Sergei Skripal and his daughter are still in critical condition.

Detectives in the United Kingdom have found that former Russian spy Sergei Skripal and his daughter were poisoned by a nerve agent and are referring to the incident as “attempted murder.”

Government experts in the U.K. have tested and identified the specific nerve agent, according to a police report. However, authorities are not commenting further on whether they know the source of the agent.

Skripal, 66, a former colonel in the Russian military intelligence, and his 33-year-old daughter, Yulia, were found unconscious in Salisbury on Sunday. They were both still in critical condition as of Wednesday and in intensive care. A police officer who responded at the scene is also in serious condition and is being treated in intensive care.

Skripal was convicted by Russia in 2006 of spying for Britain, and was given refuge in the U.K. in 2010 as part of a high-profile “spy swap.”

Police officers stand near a park bench in Salisbury, England, on which former Russian intelligence officer Sergei Skripal and his daughter were found unconscious after they had been exposed to an unknown substance.
Toby Melville / Reuters
Police officers stand near a park bench in Salisbury, England, on which former Russian intelligence officer Sergei Skripal and his daughter were found unconscious after they had been exposed to an unknown substance.

Police are still looking into who was behind the attack, which they say specifically targeted the victims.

British Foreign Secretary Boris Johnson said Tuesday that it was “too early to speculate” about what had happened to Skripal and his daughter, but noted that Britain would “respond appropriately and robustly” if the Russian government were found responsible.

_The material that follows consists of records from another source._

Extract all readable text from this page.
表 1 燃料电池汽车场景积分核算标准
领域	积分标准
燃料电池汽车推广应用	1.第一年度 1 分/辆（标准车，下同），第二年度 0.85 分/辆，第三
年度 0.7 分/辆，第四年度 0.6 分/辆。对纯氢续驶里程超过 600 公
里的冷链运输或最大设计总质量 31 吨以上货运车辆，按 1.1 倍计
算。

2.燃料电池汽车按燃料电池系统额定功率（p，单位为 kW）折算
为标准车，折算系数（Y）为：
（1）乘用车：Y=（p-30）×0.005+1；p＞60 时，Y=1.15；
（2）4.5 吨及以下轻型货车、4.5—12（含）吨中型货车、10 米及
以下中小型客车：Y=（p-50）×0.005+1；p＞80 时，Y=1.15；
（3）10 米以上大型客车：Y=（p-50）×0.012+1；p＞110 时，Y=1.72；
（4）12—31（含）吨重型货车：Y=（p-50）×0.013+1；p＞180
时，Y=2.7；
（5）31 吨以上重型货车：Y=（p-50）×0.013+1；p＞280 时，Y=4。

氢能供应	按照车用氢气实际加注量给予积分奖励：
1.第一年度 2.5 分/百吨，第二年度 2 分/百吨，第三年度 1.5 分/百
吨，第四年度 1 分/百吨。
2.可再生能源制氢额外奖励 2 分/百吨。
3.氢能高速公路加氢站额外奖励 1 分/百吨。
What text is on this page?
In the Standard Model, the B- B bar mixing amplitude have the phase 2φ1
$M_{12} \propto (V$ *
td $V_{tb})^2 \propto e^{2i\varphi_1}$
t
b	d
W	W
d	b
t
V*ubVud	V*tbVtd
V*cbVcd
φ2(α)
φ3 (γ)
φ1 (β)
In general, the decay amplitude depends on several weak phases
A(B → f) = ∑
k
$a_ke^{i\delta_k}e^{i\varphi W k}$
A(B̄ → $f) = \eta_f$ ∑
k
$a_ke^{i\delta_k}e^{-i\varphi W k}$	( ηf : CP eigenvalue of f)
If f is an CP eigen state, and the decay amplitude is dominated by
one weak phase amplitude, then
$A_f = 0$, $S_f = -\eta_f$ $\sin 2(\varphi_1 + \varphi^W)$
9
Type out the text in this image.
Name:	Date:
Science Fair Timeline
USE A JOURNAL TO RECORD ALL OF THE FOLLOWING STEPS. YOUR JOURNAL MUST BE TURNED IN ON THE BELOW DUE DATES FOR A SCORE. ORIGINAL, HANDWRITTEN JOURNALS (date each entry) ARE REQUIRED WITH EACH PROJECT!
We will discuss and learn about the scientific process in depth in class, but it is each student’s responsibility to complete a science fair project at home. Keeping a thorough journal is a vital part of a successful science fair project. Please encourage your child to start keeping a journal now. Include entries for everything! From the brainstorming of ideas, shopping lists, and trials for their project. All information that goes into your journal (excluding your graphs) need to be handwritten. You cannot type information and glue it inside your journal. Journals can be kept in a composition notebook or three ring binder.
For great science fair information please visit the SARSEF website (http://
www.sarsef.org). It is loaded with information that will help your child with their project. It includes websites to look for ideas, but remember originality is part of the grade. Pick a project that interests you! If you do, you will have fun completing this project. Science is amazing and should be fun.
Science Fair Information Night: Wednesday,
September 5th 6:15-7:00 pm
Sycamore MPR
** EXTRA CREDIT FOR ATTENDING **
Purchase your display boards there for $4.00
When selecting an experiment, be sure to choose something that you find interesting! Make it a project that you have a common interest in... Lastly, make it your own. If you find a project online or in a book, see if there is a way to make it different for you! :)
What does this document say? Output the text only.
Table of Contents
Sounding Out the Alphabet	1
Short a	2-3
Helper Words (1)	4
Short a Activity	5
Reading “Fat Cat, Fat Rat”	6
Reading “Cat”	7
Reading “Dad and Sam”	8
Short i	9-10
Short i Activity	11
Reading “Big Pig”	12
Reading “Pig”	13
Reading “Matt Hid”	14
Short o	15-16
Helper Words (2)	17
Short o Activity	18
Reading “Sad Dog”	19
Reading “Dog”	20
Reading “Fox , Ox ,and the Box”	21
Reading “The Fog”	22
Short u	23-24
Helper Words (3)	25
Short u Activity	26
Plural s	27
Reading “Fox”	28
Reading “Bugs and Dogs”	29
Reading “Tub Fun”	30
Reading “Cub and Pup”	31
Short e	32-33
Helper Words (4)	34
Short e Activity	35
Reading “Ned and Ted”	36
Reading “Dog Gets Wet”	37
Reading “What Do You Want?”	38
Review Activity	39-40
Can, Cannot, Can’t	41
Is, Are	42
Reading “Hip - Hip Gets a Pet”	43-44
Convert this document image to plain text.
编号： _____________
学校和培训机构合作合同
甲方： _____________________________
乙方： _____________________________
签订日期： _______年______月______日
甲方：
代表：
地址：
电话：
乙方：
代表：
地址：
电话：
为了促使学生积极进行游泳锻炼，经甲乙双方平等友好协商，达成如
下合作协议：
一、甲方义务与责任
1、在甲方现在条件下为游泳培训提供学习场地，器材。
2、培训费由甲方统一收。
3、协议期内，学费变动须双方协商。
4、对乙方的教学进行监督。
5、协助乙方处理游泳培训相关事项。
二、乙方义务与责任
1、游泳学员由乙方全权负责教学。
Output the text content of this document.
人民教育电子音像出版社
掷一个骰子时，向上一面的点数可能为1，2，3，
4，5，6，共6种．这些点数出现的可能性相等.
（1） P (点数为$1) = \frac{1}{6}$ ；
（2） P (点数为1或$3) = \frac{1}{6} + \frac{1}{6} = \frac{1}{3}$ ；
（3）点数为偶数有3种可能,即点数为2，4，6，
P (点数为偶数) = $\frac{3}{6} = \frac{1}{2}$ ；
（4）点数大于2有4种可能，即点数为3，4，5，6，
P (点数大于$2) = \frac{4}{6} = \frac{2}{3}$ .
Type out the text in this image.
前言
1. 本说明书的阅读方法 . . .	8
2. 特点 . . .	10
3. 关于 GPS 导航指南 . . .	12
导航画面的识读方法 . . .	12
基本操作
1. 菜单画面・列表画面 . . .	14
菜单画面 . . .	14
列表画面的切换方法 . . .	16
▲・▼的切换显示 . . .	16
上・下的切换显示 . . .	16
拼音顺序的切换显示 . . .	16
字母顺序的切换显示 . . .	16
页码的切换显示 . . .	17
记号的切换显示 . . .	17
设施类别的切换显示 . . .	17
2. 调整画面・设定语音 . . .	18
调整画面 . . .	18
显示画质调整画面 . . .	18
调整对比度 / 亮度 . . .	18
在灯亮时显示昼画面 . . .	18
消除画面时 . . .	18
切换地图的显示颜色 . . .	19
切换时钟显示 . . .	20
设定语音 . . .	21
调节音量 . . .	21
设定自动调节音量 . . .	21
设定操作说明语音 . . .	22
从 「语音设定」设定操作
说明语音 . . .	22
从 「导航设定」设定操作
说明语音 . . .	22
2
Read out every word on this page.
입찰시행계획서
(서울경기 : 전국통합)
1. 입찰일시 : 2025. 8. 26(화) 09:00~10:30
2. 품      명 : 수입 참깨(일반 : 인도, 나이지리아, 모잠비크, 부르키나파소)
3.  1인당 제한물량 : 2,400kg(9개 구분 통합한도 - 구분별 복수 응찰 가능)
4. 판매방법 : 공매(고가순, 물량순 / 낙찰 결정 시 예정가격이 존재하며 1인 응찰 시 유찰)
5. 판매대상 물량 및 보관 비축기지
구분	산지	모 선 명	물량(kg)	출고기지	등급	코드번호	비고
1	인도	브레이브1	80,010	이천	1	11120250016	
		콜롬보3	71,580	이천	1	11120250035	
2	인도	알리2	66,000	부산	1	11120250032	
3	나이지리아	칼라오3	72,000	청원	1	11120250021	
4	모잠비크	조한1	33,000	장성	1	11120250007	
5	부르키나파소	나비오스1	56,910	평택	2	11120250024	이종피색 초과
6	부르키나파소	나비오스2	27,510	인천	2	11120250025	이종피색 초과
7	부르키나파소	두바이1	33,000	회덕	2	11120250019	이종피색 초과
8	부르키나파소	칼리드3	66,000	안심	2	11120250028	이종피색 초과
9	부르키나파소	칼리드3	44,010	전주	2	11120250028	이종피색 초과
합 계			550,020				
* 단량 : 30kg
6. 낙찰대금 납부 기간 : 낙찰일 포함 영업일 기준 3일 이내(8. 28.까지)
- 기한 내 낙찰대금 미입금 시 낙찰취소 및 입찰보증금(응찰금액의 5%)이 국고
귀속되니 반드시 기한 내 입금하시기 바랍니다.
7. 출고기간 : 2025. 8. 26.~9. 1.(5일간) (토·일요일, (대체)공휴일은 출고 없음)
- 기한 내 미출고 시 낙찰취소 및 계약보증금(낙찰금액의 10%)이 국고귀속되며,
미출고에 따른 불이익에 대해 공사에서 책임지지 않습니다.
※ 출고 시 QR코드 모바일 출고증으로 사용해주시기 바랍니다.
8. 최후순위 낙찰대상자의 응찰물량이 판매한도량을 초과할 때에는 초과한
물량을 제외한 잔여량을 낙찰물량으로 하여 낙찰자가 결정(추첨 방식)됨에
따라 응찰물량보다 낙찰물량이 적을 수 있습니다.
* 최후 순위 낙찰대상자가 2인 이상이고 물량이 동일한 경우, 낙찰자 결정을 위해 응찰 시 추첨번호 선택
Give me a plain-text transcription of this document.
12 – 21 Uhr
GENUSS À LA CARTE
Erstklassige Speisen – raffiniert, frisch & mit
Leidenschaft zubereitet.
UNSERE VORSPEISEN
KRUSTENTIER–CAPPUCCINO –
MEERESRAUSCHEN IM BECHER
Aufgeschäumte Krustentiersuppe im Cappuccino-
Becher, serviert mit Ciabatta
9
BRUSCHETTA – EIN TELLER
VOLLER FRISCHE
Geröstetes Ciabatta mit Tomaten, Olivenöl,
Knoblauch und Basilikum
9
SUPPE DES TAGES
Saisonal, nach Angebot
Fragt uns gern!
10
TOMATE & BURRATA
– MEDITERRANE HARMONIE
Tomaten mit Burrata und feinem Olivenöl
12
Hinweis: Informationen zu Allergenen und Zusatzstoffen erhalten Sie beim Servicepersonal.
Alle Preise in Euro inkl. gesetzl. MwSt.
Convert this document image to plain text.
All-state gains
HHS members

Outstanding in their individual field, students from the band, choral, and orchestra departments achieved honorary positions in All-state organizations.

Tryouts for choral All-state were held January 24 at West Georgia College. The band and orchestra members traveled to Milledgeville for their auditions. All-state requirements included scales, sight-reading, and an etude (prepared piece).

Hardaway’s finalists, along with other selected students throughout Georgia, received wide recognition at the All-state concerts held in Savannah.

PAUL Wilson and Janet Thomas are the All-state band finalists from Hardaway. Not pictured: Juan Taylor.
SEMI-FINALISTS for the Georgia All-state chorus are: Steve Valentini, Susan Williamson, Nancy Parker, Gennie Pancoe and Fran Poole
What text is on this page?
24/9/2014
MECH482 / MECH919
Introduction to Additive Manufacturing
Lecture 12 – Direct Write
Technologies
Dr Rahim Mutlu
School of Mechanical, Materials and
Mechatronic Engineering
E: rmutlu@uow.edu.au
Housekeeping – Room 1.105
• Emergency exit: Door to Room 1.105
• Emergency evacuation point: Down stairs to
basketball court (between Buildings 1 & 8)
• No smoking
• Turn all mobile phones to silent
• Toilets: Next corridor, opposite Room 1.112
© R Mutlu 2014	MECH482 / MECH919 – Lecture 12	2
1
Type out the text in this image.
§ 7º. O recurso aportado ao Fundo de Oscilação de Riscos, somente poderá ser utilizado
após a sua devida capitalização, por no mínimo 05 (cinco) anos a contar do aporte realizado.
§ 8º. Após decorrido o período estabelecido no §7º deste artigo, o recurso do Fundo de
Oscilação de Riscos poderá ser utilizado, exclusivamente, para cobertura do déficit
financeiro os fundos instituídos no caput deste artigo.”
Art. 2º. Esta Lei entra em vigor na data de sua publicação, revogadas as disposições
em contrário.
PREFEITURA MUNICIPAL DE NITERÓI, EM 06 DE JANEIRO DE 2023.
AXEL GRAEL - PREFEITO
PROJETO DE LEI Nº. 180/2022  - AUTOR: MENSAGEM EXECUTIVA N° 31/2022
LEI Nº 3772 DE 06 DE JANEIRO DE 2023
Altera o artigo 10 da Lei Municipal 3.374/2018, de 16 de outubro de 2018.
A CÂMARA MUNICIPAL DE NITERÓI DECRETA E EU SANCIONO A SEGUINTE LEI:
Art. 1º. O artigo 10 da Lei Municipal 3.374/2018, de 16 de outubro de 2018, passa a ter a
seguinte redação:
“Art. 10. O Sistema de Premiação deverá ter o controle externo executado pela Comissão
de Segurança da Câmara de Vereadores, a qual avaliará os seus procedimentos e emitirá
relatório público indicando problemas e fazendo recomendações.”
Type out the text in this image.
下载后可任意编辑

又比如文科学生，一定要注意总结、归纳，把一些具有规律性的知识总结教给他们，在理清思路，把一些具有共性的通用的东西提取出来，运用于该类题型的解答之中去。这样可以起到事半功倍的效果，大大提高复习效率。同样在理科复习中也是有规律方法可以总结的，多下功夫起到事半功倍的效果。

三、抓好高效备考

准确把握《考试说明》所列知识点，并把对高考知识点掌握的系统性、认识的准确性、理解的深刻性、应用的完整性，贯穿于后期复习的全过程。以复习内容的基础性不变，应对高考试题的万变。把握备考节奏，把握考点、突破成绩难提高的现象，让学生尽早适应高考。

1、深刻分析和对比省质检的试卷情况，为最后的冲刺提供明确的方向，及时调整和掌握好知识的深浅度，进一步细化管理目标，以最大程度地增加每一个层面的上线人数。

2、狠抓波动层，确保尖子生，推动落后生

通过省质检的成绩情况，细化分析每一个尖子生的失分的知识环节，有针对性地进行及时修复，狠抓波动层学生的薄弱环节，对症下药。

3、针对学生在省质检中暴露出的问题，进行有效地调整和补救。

The Kremlin has denied having any information about the incident.

Britain’s counterterrorism unit took over the investigation Tuesday. Hundreds of detectives from the counterterrorism team have been working “around the clock” to investigate the incident, according to a police report. Authorities do not believe there is a threat to the wider public, and are asking anyone who was in the area at the time to come forward with information.

If the Russian government is found responsible, this incident would join a long list of suspected assassinations of Russian dissidents abroad, and specifically in the U.K. Russian spy Alexander Litvinenko was poisoned in London in 2006, in an attack that a British government investigation later concluded was “probably approved” by Russian President Vladimir Putin.